Today we are looking at the “Alternatives” category and see a rather wide gap in assets under management across the top funds in the space. QAI (IQ Hedge Multi-Strategy Tracker ETF, Expense Ratio 0.75%) is by far the largest fund here, having debuted nearly six years ago in March of 2009 and having gathered more than $997 million since inception.
To be more specific about what this strategy does, fund literature states that “The IQ Hedge Multi-Strategy Index attempts to replicate the risk-adjusted return characteristics of hedge funds using multiple hedge fund investment styles, including long/short equity, global macro, market neutral, event-driven, fixed income arbitrage, and emerging markets.”
Holdings inside of this fund are all ETFs, and at the moment we see the heaviest exposure to names such as BND (Vanguard Total Bond Market, Expense Ratio 0.08%), BKLN (PowerShares Senior Loan, Expense Ratio 0.65%), and BSV (Vanguard Short Term Bond, Expense Ratio 0.10%), with smaller positions in equity oriented ETFs.
QAI is substantially larger than the second largest fund in this space WDTI (WisdomTree Managed Futures Strategy Fund, Expense Ratio 0.95%) which comparatively has $210 million in assets under management.

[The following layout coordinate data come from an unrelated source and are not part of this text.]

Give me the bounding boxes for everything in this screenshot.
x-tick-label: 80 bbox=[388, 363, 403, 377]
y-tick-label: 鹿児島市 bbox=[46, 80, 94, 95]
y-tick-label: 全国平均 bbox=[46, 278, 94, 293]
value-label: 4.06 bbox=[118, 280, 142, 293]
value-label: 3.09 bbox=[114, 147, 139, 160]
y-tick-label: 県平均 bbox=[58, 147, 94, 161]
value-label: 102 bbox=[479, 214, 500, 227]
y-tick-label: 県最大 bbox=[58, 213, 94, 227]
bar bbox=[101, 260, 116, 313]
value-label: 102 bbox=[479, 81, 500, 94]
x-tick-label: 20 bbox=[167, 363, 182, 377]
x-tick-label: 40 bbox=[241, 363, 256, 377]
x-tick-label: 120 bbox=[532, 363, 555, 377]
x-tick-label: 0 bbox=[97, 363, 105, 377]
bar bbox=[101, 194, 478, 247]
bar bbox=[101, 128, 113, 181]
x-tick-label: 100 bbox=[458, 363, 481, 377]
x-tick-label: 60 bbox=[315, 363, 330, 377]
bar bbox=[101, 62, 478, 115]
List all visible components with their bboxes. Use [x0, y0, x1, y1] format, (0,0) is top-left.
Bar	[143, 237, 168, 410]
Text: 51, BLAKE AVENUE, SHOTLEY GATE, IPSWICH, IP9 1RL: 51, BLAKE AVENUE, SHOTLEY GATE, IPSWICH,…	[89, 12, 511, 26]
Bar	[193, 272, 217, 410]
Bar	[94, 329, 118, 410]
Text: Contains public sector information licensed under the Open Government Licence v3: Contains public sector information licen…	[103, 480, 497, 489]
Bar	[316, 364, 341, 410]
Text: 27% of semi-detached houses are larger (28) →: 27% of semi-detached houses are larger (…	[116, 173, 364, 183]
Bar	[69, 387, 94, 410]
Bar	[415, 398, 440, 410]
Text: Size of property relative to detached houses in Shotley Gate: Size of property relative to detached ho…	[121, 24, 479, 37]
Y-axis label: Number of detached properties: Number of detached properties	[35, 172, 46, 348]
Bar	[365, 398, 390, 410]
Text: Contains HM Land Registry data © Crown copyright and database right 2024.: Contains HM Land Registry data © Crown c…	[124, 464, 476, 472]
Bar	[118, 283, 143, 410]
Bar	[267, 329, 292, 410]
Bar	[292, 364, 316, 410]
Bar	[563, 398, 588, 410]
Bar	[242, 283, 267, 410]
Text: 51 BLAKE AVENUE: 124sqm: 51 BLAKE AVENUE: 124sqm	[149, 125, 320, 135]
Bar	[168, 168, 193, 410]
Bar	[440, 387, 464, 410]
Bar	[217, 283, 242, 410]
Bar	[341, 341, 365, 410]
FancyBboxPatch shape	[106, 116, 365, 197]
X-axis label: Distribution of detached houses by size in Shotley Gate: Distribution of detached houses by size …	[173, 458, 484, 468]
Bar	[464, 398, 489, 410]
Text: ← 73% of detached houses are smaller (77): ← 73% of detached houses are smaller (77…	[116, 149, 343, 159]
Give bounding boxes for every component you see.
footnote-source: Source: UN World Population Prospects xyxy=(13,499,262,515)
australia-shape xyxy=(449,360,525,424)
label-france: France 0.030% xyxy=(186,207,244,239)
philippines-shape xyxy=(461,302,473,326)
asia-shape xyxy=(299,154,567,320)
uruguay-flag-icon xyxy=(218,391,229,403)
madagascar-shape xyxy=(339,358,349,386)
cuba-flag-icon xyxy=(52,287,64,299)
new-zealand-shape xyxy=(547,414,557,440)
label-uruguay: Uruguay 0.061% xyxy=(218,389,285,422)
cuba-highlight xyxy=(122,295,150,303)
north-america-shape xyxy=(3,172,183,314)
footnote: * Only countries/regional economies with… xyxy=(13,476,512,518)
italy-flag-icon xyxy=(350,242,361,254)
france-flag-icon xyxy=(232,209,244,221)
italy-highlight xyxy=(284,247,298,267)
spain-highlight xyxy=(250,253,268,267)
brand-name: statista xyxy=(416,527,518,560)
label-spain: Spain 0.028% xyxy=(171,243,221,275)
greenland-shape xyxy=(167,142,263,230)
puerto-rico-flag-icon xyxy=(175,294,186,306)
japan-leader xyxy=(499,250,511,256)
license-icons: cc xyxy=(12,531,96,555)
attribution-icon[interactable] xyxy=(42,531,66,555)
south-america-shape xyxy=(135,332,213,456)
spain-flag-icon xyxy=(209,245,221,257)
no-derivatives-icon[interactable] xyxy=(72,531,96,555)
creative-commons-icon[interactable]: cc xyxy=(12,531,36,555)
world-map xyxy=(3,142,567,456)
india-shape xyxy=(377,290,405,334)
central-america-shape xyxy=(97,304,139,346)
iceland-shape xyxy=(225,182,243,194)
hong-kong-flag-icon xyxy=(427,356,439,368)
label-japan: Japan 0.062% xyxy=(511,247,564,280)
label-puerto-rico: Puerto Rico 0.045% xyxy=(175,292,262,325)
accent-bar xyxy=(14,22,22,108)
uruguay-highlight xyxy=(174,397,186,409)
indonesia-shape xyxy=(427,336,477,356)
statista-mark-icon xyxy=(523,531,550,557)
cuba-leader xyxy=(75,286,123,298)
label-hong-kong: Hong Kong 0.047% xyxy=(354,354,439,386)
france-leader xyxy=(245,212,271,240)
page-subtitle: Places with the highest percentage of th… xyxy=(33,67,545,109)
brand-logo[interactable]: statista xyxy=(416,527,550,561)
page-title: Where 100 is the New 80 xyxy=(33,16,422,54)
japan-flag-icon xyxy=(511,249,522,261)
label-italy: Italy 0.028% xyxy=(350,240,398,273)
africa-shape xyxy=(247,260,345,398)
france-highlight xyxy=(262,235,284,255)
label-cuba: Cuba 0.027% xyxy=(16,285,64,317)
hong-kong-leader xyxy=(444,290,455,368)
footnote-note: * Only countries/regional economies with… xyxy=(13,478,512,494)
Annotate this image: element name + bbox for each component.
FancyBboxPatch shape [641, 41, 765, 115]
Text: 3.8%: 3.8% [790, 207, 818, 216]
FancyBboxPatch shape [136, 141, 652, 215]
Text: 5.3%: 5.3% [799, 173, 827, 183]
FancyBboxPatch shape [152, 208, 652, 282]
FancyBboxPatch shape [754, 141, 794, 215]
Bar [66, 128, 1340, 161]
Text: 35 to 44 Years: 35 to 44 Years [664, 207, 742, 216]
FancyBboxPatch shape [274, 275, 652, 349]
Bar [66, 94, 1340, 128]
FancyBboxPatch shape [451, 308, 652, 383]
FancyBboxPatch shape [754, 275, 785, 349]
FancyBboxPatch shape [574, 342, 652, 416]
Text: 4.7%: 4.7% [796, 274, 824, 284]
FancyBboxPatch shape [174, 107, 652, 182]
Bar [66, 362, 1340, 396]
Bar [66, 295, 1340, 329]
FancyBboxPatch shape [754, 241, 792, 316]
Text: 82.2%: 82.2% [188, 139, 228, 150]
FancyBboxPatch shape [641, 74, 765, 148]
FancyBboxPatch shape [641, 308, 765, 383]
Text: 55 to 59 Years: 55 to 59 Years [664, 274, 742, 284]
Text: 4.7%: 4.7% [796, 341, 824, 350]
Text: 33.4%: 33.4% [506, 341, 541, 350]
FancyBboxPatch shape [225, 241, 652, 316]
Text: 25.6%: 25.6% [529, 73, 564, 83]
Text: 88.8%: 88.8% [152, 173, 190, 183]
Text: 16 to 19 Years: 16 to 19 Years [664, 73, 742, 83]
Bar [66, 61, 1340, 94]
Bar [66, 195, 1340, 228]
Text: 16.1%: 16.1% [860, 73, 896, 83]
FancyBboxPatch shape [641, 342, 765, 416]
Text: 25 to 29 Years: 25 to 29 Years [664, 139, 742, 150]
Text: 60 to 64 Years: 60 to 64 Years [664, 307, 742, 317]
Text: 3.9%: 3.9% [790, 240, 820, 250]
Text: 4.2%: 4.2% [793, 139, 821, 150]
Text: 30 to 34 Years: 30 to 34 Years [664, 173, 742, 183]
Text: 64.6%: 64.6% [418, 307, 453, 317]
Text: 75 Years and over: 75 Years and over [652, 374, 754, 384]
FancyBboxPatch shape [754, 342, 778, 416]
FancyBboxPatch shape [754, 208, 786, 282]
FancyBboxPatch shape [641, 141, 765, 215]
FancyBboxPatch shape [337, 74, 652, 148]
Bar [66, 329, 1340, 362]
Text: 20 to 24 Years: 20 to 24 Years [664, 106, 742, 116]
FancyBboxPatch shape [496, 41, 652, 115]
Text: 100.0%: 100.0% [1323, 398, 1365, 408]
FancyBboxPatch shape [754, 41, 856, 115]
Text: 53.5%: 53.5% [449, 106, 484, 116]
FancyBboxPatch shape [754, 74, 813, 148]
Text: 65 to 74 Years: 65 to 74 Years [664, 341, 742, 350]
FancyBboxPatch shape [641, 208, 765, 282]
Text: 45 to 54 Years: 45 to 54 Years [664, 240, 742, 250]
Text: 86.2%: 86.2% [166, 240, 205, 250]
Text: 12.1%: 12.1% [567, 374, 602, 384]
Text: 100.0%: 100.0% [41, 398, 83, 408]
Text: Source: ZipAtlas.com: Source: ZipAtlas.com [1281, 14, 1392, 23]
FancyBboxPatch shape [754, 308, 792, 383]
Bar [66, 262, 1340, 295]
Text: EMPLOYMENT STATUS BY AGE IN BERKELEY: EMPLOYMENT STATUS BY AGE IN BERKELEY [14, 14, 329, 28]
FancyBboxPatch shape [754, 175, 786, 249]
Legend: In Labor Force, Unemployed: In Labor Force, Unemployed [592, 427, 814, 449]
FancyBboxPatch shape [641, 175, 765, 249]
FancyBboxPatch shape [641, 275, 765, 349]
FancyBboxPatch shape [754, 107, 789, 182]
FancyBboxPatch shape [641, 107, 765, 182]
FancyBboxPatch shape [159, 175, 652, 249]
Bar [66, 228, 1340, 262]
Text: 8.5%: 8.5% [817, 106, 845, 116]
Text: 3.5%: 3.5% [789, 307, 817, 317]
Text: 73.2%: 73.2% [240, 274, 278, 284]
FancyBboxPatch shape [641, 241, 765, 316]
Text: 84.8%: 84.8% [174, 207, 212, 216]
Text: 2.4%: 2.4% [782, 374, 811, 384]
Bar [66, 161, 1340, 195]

WDTI is followed by RLY (SPDR Multi-Asset Real Return ETF, Expense Ratio 0.70%) which has gathered about $178 million since inception. We see thirty two separate ETFs in the Alternatives category with a variety of
strategies represented ranging from Merger Arbitrage, to Market Neutral, Managed Futures, as well as Long-Short, but most of these funds remain very small in terms of their asset sizes.
Judging by the number of alternatives available to ETF investors across this broad category, the industry clearly believes that there is a robust future for Alternatives based ETFs which we would agree with, but there are clearly challenges in raising awareness about any one given strategy and why it may make sense, judging by the slow momentum or no momentum that many of the smaller funds in the category have shown over time.
This could of all course change suddenly and drastically as things sometimes do in ETF land, but for now it appears that QAI reigns undisputed king here.